Contrast this to an “A-ha!” puzzle, a puzzle where you need a flash of insight to solve. Sometimes, you get that magical moment where you correlate a clue you saw to the current problem and cry “Eureka!” Ok, I’ve never done that, but I should. This happens on detective shows a lot.
Of course, it’s difficult to gauge and create the latter type of puzzle so you rarely see them. And other times, they are not integrated well in the room, so that’s a huge let down. So when I see a clever puzzle integrated elegantly into a room which fully immerses me, I am impressed.
Escape-rooms.com: You are the puzzle designer of Canadian Caper, an unorthodox theater-escape room. What makes it so unique? We would definitely love to hear about the design process.

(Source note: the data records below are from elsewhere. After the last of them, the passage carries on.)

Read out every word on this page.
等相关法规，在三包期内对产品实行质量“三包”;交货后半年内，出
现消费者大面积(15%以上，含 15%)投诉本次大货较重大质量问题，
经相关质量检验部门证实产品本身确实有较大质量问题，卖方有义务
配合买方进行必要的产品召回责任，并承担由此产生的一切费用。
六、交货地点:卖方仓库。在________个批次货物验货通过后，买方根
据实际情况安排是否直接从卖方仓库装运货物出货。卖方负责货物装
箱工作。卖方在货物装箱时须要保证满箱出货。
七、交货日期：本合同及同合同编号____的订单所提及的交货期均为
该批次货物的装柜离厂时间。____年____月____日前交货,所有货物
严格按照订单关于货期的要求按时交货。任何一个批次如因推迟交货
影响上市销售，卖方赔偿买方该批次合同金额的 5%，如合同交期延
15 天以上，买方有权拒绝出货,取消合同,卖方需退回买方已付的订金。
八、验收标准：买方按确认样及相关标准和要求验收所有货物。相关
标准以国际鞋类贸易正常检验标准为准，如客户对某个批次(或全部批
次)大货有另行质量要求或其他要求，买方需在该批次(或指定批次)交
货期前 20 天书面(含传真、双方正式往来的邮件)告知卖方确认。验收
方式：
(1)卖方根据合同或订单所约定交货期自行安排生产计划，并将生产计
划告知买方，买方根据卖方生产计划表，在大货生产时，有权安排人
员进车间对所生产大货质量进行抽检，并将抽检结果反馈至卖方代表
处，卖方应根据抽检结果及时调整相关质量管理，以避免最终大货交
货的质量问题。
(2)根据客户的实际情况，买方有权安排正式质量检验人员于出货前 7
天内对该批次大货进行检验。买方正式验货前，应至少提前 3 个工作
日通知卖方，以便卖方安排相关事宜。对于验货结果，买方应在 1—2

Errol Elumir: One of the things that makes it unique is I can’t come up with a concise name for it! It’s a theatrical, immersive, interactive, theatrical, large-scale, escape event. We wanted an event where you had to solve puzzles like an escape room, but you also needed to interact and question actors, while being immersed in a believable environment.
The players themselves bring it to the next level, because they really get into a role when playing. Some come dressed up and look amazing! When talking with our actors, instead of just asking a direct question, they would weave it into a conversation, fully immersing themselves in the event. We love hearing stories afterwards of what shenanigans the players got involved in. As for the design process? Long. Hah!
The most difficult part is figuring out a flow to the night where 80+ people are engaged and not waiting around for something to do. I love talking puzzle design, however, and I could go on for hours about this, which I won’t inflict on you. I did write about it though: “A Night at the Wedding - Thoughts from the Designer”.
Escape-rooms.com: Since you work for a tech company, you surely know a thing or two about the technical part of escape games. When you’re designing a game, do you incorporate a lot of tech elements?
Errol Elumir: When I design a live event, no. Unfortunately, we can’t have a lot of tech elements because we are renting the venue for one evening. So our focus tends to be on the actors, the immersion, the story, and puzzles.
However, I do have a background in programming and utilize this on my online puzzle hunts. For example, one of the puzzles had them play a small, adventure text game.
Escape-rooms.com: What are the major trends right now with the industry becoming global?
Errol Elumir: Personally, I think escape room facilities are at the second generation of escape rooms: immersion through amazing set design. Some rooms are also employing actors to help with immersion and stories.
I do see, however, rooms becoming easier in regards to puzzles to appeal to a wider audience. It’s not that enthusiasts are so smart, but we have seen a lot of the same type of puzzles. If you throw a reflection number puzzle at us, we aren’t going to spend a lot of time on it. However, someone who has never seen this may be stuck for quite some time.
So rooms focus more on tasks and simpler puzzles. As an enthusiast, it saddens me a little, but I can see the need from a designer perspective.
Escape-rooms.com: Are you planning to visit escape rooms in other countries? What will the future bring for the industry?
Errol Elumir: I definitely want to visit escape rooms in other countries! I have to, however, coincide my passion with my vacations, and my family doesn’t share the same level of obsession! Hopefully, I’ll be able to squeeze some rooms in because at the moment, there aren’t many rooms for me to do locally.
It will be interesting to see where the industry goes in the future, but I would like to have escape rooms which have actor interaction. I got involved with Canadian Caper because I wanted to create an event I would like to play and I hoped others would follow suit!
As someone who has played a number of computer adventure games, I’d love to be immersed in a room where I need to interact and chat with a cast of NPCs. That’d be awesome!